I was 14 when he died. I remember many moments from his funeral, but what struck me the most was how noisy it all was. The church was crowded. We used to go there every Sunday, but entered and left quietly. The language barrier stopped us from making contact. Very few of those people had ever said a word to us. Save for a couple of other deaf families, none of them were our friends. Yet everyone had come to my father’s funeral, along with the very few friends we had.
I saw pity in their eyes. Not the usual pity one has for a child who has just lost a father. No, there was something else. They pitied us — my father, my mother, even me. They probably thought I was deaf, too, and spoke carelessly in front of me. I could hear their comments from the front seats.
“Poor man. Such a difficult life.”
“It must be hard for the kid. First you have a deaf father, and now not even that.”
Their words made me wish I was deaf.
In sign language, it’s hard to be offended by a stranger.

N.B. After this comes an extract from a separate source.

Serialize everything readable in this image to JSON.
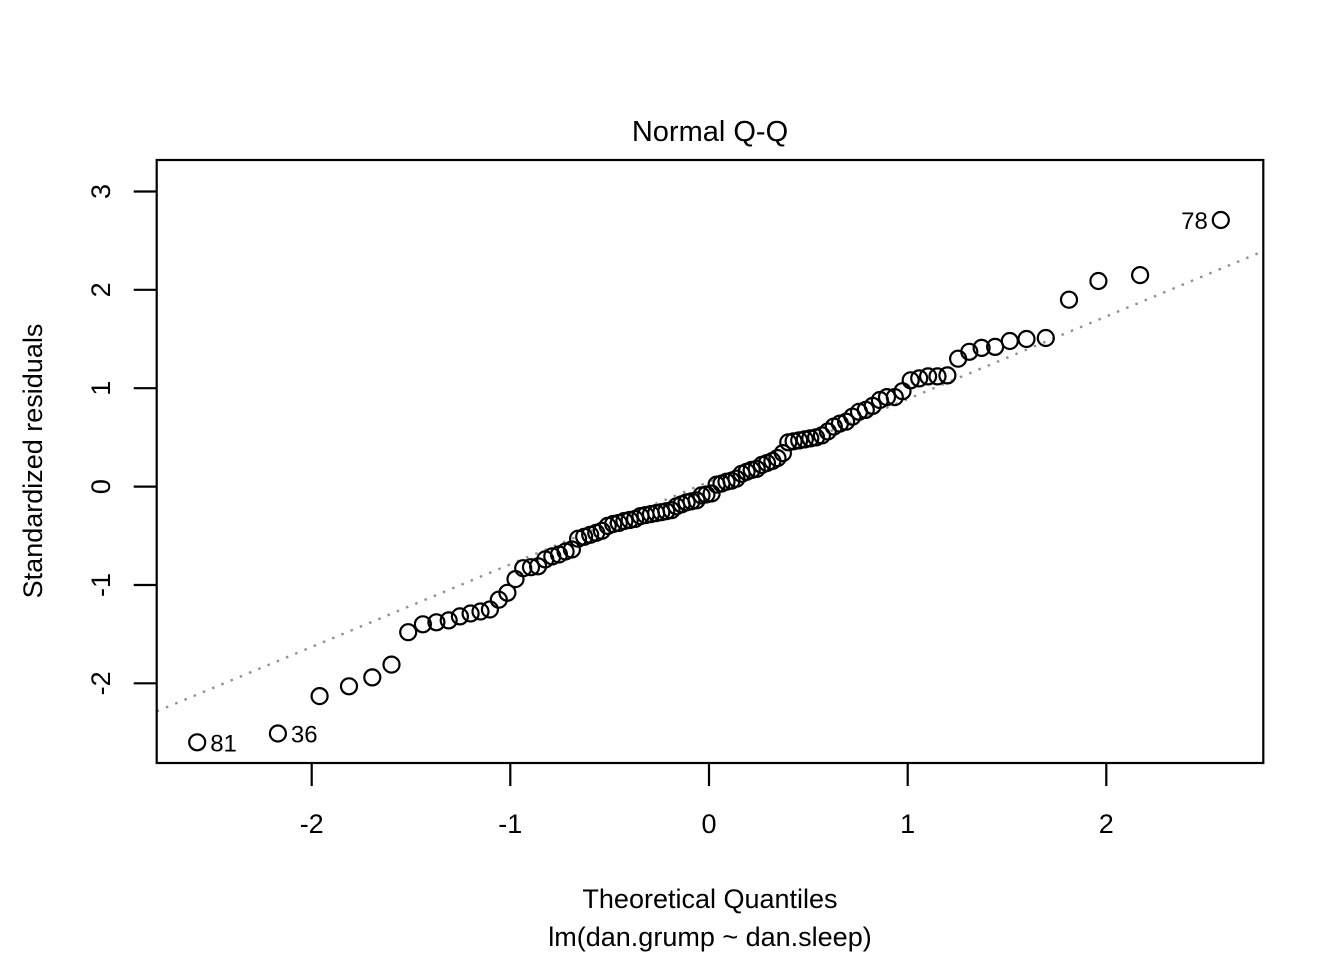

Whenever someone starts saying something hurtful, you can just close your eyes or look away. Communication requires full attention and consent on both sides. A hearing person had no such luck. I tried to explain it to my mother several times, back when the mean comments at school were just starting, but the concept was foreign for her. How could I feel offended by something I didn’t want to hear? Why did I choose to hear it?
Even though she couldn’t understand it, she knew me well enough to notice when it was happening. Right there, as we stood in front of our father’s coffin waiting for the minister to give him a final blessing, she let go of my hand for a second and made a sign to me. “Ignore it.”
In any other day, I would have followed her advice. I wouldn’t have walked to the pulpit. I wouldn’t have grabbed the microphone. I might have looked at the audience, but I would never have said the words I said to them. I would have thought them, yes, but never said them.
“My father was a greater man than anyone sitting here today. We were lucky to have him in our lives. If you feel any pity for us, I pity you.”
At last, they were all quiet. I looked at their faces as many of them stared me in disgust, shrugged and walked back to my mother's side. If I had to hear them, they had to hear me.